Plataforma per la Llengua, entidad que apoyaba el cambio, matizó que el resultado "no se puede interpretar como un voto contra la catalanidad" y acusó al departamento de haber organizado la logística sin hacer campaña pedagógica. La organización considera que la baja participación y la falta de información incidieron en el desenlace.
Un segundo revés para el catalanismo administrativo
Esta es la segunda vez que una iniciativa similar no prospera en el departamento 66. En 2016, cuando Francia fusionó Languedoc-Rosellón con Mediodía-Pirineos, una consulta barajó "Occitania-País Català" para la nueva región, pero ganó "Occitania" a secas. El patrón se repite ocho años después y el catalanismo administrativo francés acumula dos derrotas.

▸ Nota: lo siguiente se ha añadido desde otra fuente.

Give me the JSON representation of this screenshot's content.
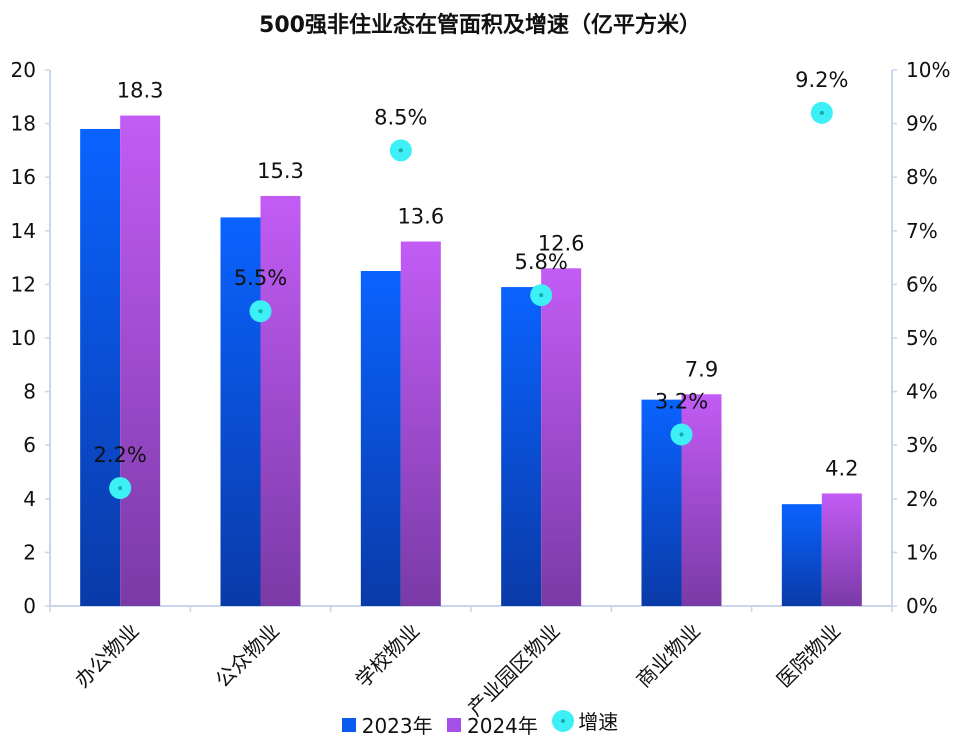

Louis Aliot, alcalde de Perpiñán y vicepresidente del Reagrupamiento Nacional (partido de Marine Le Pen), pidió el voto por mantener el nombre histórico; su bando ganó por un margen mínimo.
Contexto histórico: el Tratado de los Pirineos
La frontera actual se remonta al Tratado de los Pirineos de 1659, firmado en la Isla de los Faisanes tras 24 años de guerra entre las coronas de España y Francia. España cedió el Rosellón, el Conflent, el Vallespir y media Cerdaña, dividiendo un territorio que hasta entonces formaba una unidad cultural y lingüística continua a ambos lados de la cordillera.
Ese reparto aún genera anomalías: Llívia, una villa de la Cerdaña, se salvó de pasar a Francia por un tecnicismo del propio tratado —tenía estatuto de villa, no de "lugar"— y sigue siendo hoy un enclave español rodeado por completo de territorio francés.
Retroceso lingüístico del catalán
El catalán en la Cataluña Norte —nombre que usan quienes defienden su identidad histórica— convive con el francés, pero desde hace siglo y medio sufre un proceso de sustitución progresiva, acelerado por la escolarización obligatoria republicana desde finales del siglo XIX. Junts per Catalunya, formación política del Principado, apoyó la opción "Pirineos Catalanes" y también resultó perdedora.
Al sur de la frontera, el uso habitual del catalán ha caído del 36,1% al 32,6% de la población entre 2018 y 2023, según la Encuesta de Usos Lingüísticos del Idescat.
Paralelismo vasco y el santuario etarra
La Isla de los Faisanes, donde se firmó el tratado que originó la frontera, es hoy el único condominio activo del mundo entre dos países: España y Francia intercambian soberanía cada seis meses desde 1856. La misma frontera vasco-francesa fue durante décadas escenario de una situación más grave que una disputa de topónimos: el llamado "santuario etarra".
Según la fuente, Francia toleró la presencia del grupo terrorista ETA en Iparralde y concedió estatuto de refugiado político a sus militantes. Recién a partir de 1984, ya en democracia, comenzó a colaborar activamente contra la banda, con extradiciones sistemáticas.
Contraste con Alsacia y el Valle de Arán
Alsacia perdió su nombre institucional en 2016, al integrarse en la macrorregión "Gran Este" junto a Lorena y Champaña-Ardenas. A diferencia del caso catalán, la Asamblea Nacional aprobó en 2019 fusionar sus dos departamentos —Alto y Bajo Rin— en una nueva "Colectividad Europea de Alsacia" que recuperó el nombre histórico en 2021, con competencias reforzadas en bilingüismo y cooperación transfronteriza.
En la vertiente española de los Pirineos, el Valle de Arán ofrece el caso inverso: una identidad lingüística minoritaria, el aranés —variante del occitano—, logró reconocimiento oficial pleno en Cataluña en 1990 y cooficialidad en todo el territorio catalán desde 2010, pese a contar con apenas entre 3.000 y 5.000 hablantes nativos.